Холостяцкая «жизнь снова» не изменила главных его привычек: проснувшись в семь, без будильника, он грел на газовой конфорке ведро воды, выносил во двор, в закуток между углом дома и зарослями жасмина, где у него стояла уже слегка подгнившая табуретка, и независимо от погоды (дождь, снег, мороз) обливался. Завтракал. Шёл на электричку. В редакцию приезжал без опозданий, тщательно выбритым, в выглаженной рубашке и непременно – при галстуке.
Редакционную дерготню – планёрки, замену материалов на готовой уже полосе, их сокращение и правку – он воспринимал как необходимое условие существования. И потому ни с кем не ссорился. В отличие от большинства провинциалов, приехавших завоёвывать столицу, он не страдал карьерным зудом, хотя перед ним открывались многовариантные перспективы: из большого приволжского города его вызвонил в Москву бывший главный редактор областной газеты, ставший инструктором ЦК КПСС в отделе, который газетчики, тыча пальцем в потолок, называли агитпропом.
Во власти этого инструктора было рекомендовать Дубровина на разнообразные командные должности, ценя его за продемонстрированную в областной газете оперативную исполнительность и гибкую бесконфликтность. Но не рвался Андрей к командным высотам – писал свои и редактировал чужие заметки, не выходя за пределы дозволенного. Избегал служебных интриг. Не терпел двусмысленных разговоров об отсутствующих. Никого не осуждал. Давал взаймы, когда были деньги, и вообще слыл самым отзывчивым и бесконфликтным человеком в редакции.

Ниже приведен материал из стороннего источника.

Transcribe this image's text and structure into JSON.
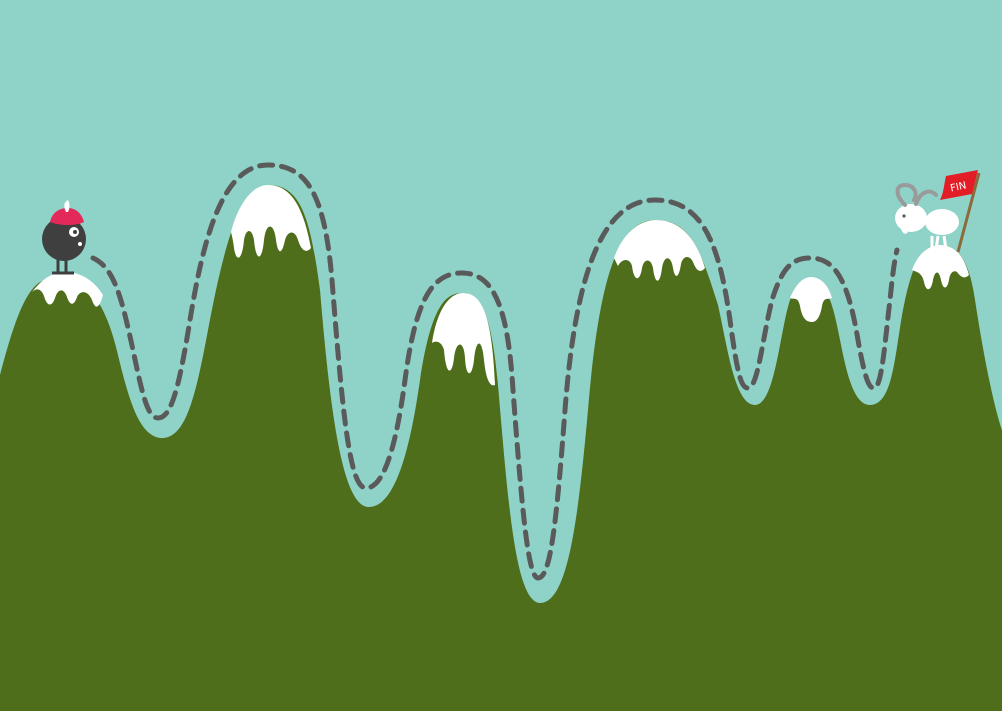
{
  "colors": {
    "sky": "#8fd3c8",
    "mountain": "#4f6e1b",
    "snow": "#ffffff",
    "path": "#5a5a5a",
    "flag": "#e31d25",
    "flag_pole": "#8b6a3e",
    "character": "#3f3f3f",
    "hat": "#e3285a",
    "goat": "#ffffff",
    "goat_horn": "#9a9a9a"
  },
  "finish_flag": {
    "label": "FIN"
  },
  "icons": {
    "player": "round-character-with-red-hat",
    "goal_animal": "mountain-goat-icon",
    "goal_marker": "finish-flag-icon"
  }
}
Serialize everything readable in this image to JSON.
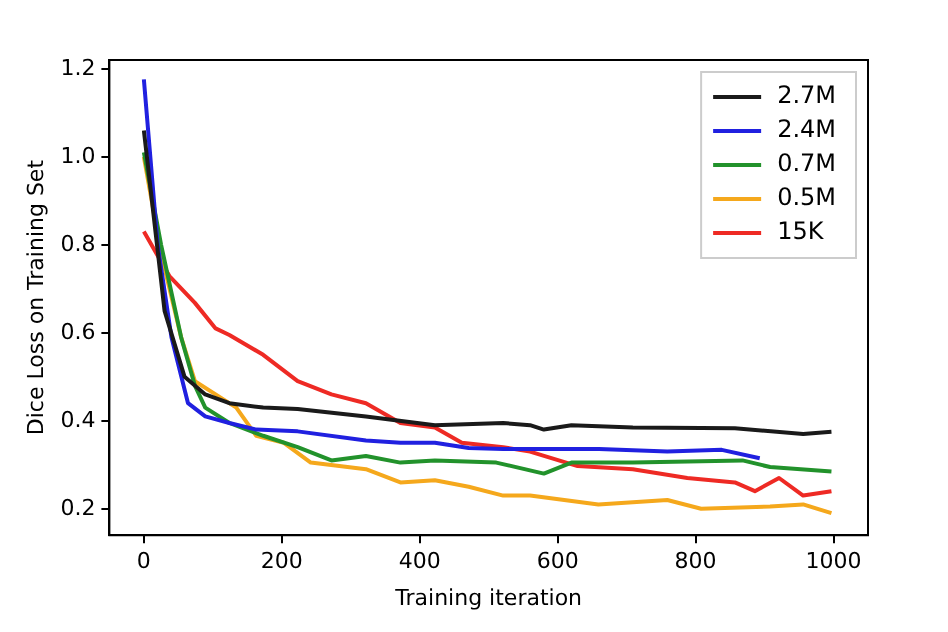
{
  "chart_data": {
    "type": "line",
    "xlabel": "Training iteration",
    "ylabel": "Dice Loss on Training Set",
    "xlim": [
      -50,
      1050
    ],
    "ylim": [
      0.14,
      1.22
    ],
    "xticks": [
      0,
      200,
      400,
      600,
      800,
      1000
    ],
    "yticks": [
      0.2,
      0.4,
      0.6,
      0.8,
      {
        "value": 1.0,
        "label": "1.0"
      },
      1.2
    ],
    "grid": false,
    "legend": "top right",
    "marker": "none",
    "line_style": "solid",
    "series": [
      {
        "name": "2.7M",
        "color": "#1a1a1a",
        "x": [
          0,
          30,
          59,
          89,
          124,
          173,
          223,
          322,
          422,
          521,
          560,
          580,
          620,
          709,
          857,
          956,
          997
        ],
        "values": [
          1.06,
          0.65,
          0.5,
          0.46,
          0.44,
          0.43,
          0.427,
          0.41,
          0.39,
          0.395,
          0.39,
          0.38,
          0.39,
          0.385,
          0.383,
          0.37,
          0.375
        ]
      },
      {
        "name": "2.4M",
        "color": "#2020e0",
        "x": [
          0,
          20,
          40,
          64,
          89,
          124,
          163,
          223,
          322,
          372,
          422,
          471,
          521,
          560,
          660,
          759,
          838,
          893
        ],
        "values": [
          1.176,
          0.8,
          0.59,
          0.44,
          0.41,
          0.395,
          0.38,
          0.376,
          0.355,
          0.35,
          0.35,
          0.338,
          0.336,
          0.336,
          0.336,
          0.33,
          0.334,
          0.315
        ]
      },
      {
        "name": "0.7M",
        "color": "#22922b",
        "x": [
          0,
          25,
          54,
          74,
          89,
          124,
          173,
          223,
          272,
          322,
          372,
          422,
          511,
          580,
          620,
          709,
          868,
          908,
          997
        ],
        "values": [
          1.01,
          0.8,
          0.59,
          0.48,
          0.43,
          0.395,
          0.366,
          0.34,
          0.31,
          0.32,
          0.305,
          0.31,
          0.305,
          0.28,
          0.305,
          0.305,
          0.31,
          0.295,
          0.285
        ]
      },
      {
        "name": "0.5M",
        "color": "#f5a81c",
        "x": [
          0,
          25,
          54,
          74,
          104,
          134,
          163,
          203,
          242,
          322,
          372,
          422,
          471,
          521,
          560,
          659,
          759,
          808,
          908,
          956,
          997
        ],
        "values": [
          1.0,
          0.78,
          0.59,
          0.49,
          0.46,
          0.43,
          0.366,
          0.35,
          0.305,
          0.29,
          0.26,
          0.265,
          0.25,
          0.23,
          0.23,
          0.21,
          0.22,
          0.2,
          0.205,
          0.21,
          0.19
        ]
      },
      {
        "name": "15K",
        "color": "#ee2a24",
        "x": [
          0,
          37,
          74,
          104,
          124,
          173,
          223,
          272,
          322,
          372,
          422,
          461,
          521,
          560,
          629,
          709,
          788,
          857,
          886,
          921,
          956,
          997
        ],
        "values": [
          0.83,
          0.729,
          0.668,
          0.61,
          0.595,
          0.55,
          0.49,
          0.46,
          0.44,
          0.395,
          0.385,
          0.35,
          0.34,
          0.33,
          0.297,
          0.29,
          0.27,
          0.26,
          0.24,
          0.27,
          0.23,
          0.24
        ]
      }
    ]
  }
}
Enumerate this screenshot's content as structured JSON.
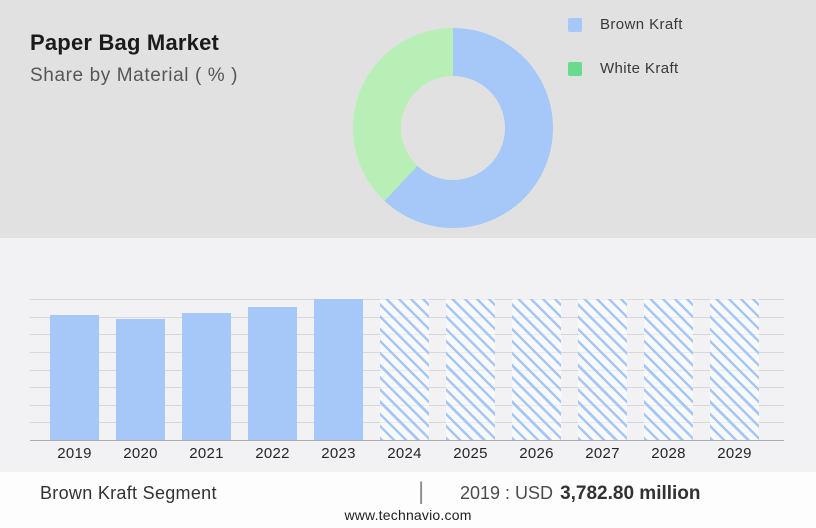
{
  "header": {
    "title": "Paper Bag Market",
    "subtitle": "Share by Material ( % )"
  },
  "legend": {
    "items": [
      {
        "label": "Brown Kraft",
        "swatch": "blue-square-icon",
        "color": "#a5c8f8"
      },
      {
        "label": "White Kraft",
        "swatch": "green-square-icon",
        "color": "#68dc8c"
      }
    ]
  },
  "footer": {
    "segment_label": "Brown Kraft Segment",
    "separator": "|",
    "value_prefix": "2019 : USD",
    "value_bold": "3,782.80 million",
    "website": "www.technavio.com"
  },
  "colors": {
    "top_band_bg": "#e1e1e1",
    "panel_bg": "#f2f2f4",
    "footer_bg": "#fdfdfe",
    "bar_blue": "#a5c8f8",
    "donut_green": "#b7efb6",
    "legend_green": "#68dc8c",
    "gridline": "#d7d7d9",
    "axis": "#ababad"
  },
  "chart_data": [
    {
      "type": "pie",
      "variant": "donut",
      "title": "Paper Bag Market — Share by Material ( % )",
      "labels": [
        "Brown Kraft",
        "White Kraft"
      ],
      "values": [
        62,
        38
      ],
      "colors": [
        "#a5c8f8",
        "#b7efb6"
      ],
      "start_angle_deg": 0,
      "direction": "clockwise",
      "legend_position": "right",
      "hole_ratio": 0.52
    },
    {
      "type": "bar",
      "title": "Brown Kraft Segment size by year",
      "categories": [
        "2019",
        "2020",
        "2021",
        "2022",
        "2023",
        "2024",
        "2025",
        "2026",
        "2027",
        "2028",
        "2029"
      ],
      "values_relative": [
        0.89,
        0.86,
        0.9,
        0.94,
        1.0,
        1.0,
        1.0,
        1.0,
        1.0,
        1.0,
        1.0
      ],
      "value_labels_shown": false,
      "known_value": {
        "category": "2019",
        "value": "USD 3,782.80 million"
      },
      "forecast_start_category": "2024",
      "forecast_style": "diagonal-hatch",
      "bar_color": "#a5c8f8",
      "grid": true,
      "gridline_count": 9,
      "xlabel": "",
      "ylabel": ""
    }
  ]
}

Вторая половина рабочего дня протекала у него между шахматами и телефоном. Чаще всего звонили женщины, подпавшие под магнетическое обаяние его общительности. Он говорил, словно бы подтрунивая над самим собой и своими собеседницами, с короткими смешками и шуточками, когда же разговор соскальзывал к чему-то, требующему серьёзности, он понижал голос и, прикрыв трубку рукой, сообщал: «Извини, меня зовут на планёрку».